Kemendagri akan Bahas Anggaran Pilkada dengan KPU dan Bawaslu

man-headphones
Menteri Tjahjo Kumolo. (Foto: Kemendagri)

zonalima.com – Sebuah pertemuan akan dilakukan antara Kementerian Dalam Negeri (Kemendagri) dengan KPU dan Bawaslu bersama dengan perwakilan 171 daerah penyelenggara pilkada. Pertemuan ini dimaksudkan untuk menbahas koordinasi terkait anggaran Pilkada Serentak 2018 mendatang.

Terkait hal ini, Menteri Dalam Negeri (Mendagri) mengatakan kalau pemerintah akan berkomunikasi juga dengan KPU dan Bawaslu terkait dengan anggaran pilkada nanti. Pertemuan ini, menurutnya akan berlangsung pada bulan depan dan dalam pertemuan ini akan diundang juga perwakilan dari 171 daerah penyelenggara pilkada tersebut.

“Dalam waktu dekat, Kemendagri akan undang daerah, 171 daerah yang akan pilkada. Sekarang disisir dulu mana yang perlu dan mana yang tidak,” kata Mendagri Tjahjo Kumolo kemarin, Kamis (18/5/2017).

Berdasarkan amanat yang terkadung dalam Undang-undang No. 10 Tahun 2016 tentang Pilkada disebutkan bahwa anggaran untuk kebutuhan pesta demokrasi menjadi tanggung jawab daerah. Jangan sampai karena masalah ini megganggu keserentakan jalannya pilkada, meski selama ini belum pernah sampai terjadi.

“Pengalaman sebelumnya tidak ada masalah, meskipun memang seret (anggaran dari daerah, -red),” ujar Mendagri lagi.

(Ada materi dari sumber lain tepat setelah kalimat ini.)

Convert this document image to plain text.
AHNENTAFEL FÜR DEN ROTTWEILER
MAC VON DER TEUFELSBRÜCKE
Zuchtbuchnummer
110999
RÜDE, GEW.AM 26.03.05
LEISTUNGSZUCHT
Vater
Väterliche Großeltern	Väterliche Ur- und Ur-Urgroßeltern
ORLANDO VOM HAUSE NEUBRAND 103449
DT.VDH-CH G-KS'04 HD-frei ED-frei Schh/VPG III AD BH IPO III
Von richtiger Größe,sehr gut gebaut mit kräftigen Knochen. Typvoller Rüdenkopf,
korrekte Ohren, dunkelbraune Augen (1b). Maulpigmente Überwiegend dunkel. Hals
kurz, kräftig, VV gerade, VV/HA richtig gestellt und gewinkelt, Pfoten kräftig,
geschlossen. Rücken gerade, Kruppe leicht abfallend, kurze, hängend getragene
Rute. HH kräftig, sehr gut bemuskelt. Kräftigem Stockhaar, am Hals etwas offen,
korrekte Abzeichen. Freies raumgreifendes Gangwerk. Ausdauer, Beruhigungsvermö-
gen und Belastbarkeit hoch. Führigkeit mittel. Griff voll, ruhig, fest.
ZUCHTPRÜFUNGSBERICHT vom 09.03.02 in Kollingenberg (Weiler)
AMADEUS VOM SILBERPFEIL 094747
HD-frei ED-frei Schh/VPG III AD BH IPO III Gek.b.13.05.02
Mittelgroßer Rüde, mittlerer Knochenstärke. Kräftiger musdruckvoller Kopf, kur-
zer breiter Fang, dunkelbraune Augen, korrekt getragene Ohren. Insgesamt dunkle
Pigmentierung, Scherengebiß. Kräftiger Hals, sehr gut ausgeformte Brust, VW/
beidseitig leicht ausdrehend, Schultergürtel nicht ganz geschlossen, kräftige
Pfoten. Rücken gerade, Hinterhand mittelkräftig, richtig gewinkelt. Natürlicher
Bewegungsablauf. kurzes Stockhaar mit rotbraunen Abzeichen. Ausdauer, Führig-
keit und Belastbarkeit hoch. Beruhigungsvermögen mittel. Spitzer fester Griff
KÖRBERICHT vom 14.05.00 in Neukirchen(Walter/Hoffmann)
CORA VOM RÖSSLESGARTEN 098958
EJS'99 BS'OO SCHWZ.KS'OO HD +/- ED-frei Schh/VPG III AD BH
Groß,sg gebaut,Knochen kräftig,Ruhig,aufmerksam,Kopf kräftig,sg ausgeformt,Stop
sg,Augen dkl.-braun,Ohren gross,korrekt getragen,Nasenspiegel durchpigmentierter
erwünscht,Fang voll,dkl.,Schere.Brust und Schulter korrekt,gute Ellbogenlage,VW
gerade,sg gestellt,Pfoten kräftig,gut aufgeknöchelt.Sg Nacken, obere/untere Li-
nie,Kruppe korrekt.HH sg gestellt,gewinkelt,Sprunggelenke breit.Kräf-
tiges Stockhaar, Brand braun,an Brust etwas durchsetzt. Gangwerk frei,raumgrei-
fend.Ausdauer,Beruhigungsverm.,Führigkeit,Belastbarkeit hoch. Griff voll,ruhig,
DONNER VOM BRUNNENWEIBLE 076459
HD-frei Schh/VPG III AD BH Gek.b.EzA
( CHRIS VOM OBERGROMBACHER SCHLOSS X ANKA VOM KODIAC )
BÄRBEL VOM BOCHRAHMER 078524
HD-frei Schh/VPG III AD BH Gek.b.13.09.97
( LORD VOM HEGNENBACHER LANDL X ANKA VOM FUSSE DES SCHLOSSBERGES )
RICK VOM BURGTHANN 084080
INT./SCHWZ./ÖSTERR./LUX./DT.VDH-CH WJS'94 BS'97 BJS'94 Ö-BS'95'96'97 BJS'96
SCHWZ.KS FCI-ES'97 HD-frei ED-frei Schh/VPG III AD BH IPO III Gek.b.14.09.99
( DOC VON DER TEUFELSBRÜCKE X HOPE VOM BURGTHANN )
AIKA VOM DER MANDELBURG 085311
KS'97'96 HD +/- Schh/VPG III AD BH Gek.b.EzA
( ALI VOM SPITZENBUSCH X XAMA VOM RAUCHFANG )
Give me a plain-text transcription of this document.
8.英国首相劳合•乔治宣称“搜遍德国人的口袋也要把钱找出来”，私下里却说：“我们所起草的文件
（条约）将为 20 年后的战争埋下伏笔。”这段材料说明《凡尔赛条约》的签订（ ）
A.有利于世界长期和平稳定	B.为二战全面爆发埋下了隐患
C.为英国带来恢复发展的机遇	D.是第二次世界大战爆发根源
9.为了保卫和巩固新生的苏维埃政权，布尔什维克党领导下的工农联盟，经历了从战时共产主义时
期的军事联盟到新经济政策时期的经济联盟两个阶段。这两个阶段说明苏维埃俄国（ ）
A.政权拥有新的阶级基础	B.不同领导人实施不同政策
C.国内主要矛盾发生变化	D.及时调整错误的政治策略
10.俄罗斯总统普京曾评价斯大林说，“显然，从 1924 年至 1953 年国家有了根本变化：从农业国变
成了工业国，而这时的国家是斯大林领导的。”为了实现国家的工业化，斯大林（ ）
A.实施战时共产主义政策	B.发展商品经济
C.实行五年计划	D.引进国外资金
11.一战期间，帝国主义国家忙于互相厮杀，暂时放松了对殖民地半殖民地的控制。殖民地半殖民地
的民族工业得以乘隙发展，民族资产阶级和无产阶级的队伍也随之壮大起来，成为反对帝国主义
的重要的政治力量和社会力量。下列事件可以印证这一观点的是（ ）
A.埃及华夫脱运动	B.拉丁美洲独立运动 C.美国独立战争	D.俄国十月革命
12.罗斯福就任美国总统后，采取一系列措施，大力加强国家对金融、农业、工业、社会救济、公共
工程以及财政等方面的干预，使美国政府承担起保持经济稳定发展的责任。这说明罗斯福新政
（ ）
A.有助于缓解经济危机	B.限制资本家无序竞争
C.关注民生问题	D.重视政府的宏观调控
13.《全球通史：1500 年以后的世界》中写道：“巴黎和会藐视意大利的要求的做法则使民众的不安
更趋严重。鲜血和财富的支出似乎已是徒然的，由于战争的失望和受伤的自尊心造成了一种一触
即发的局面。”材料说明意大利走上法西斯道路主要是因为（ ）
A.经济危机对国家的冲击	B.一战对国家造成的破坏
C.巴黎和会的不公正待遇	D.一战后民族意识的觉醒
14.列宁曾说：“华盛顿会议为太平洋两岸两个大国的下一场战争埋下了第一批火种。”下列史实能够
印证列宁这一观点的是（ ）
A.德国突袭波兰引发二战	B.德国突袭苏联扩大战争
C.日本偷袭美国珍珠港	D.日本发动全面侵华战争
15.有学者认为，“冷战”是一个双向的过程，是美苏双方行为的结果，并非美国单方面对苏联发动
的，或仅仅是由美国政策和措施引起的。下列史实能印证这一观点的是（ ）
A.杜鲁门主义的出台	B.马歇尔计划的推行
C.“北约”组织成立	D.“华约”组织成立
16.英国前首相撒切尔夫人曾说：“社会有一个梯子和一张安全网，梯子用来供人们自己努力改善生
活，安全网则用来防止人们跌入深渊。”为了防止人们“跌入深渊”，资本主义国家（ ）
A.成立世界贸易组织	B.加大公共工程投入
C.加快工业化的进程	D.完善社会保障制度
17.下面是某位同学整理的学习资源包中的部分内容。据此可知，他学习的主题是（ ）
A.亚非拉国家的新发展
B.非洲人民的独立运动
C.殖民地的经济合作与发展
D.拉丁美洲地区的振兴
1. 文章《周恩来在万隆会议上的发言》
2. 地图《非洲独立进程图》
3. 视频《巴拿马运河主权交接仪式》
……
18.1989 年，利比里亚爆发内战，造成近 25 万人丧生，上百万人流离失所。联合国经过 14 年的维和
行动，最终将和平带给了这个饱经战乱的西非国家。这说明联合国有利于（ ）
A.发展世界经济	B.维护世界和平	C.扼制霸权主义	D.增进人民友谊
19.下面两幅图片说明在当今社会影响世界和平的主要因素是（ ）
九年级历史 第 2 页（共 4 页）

Namun untuk mengantisipasi kondisi seperti itu, kata Mendagri, maka ke depannya Kemendagri akan mulai mencarikan solusi dengan melangsungkan pertemuan dengan daerah secara intensif dan upaya yang bisa dilakukan adalah dengan cara menabung dana untuk kebutuhan pilkada.

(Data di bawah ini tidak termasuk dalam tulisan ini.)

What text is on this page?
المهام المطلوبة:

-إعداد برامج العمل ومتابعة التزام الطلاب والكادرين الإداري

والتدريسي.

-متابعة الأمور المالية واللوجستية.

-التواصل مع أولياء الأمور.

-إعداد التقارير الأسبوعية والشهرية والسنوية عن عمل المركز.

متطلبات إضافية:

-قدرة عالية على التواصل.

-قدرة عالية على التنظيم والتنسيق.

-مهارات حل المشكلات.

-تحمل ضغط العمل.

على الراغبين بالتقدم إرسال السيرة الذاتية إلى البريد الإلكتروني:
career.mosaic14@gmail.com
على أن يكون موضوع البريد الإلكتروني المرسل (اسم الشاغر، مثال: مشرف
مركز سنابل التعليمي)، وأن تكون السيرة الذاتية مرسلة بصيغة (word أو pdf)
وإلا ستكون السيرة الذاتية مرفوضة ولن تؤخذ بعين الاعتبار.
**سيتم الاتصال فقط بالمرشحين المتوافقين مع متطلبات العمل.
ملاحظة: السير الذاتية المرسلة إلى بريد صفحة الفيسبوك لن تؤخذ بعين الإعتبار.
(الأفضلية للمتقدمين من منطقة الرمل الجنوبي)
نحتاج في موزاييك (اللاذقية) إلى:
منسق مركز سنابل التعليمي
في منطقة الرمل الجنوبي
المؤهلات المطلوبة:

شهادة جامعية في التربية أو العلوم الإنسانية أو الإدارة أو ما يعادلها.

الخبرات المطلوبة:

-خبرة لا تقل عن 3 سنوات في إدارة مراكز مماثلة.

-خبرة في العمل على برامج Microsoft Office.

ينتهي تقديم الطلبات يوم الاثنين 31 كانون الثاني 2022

“Tidak semua daerah mulai menabunng dengan mencicil biaya pilkada. Tentu akan merasa berat. Kita akan proaktif sejak awal. Kebanyakan daerah tidak nabung,” tambahnya.

Selain itu, Mendagri juga mengatakan kalau dirinya akan menyiapkan payung hukum untu daerah sehingga saat mereka menggelontorkan dana tidak mengganggu pembangunan dan belanja pegawai, tuturnya seperti dilansir laman Kemendagri.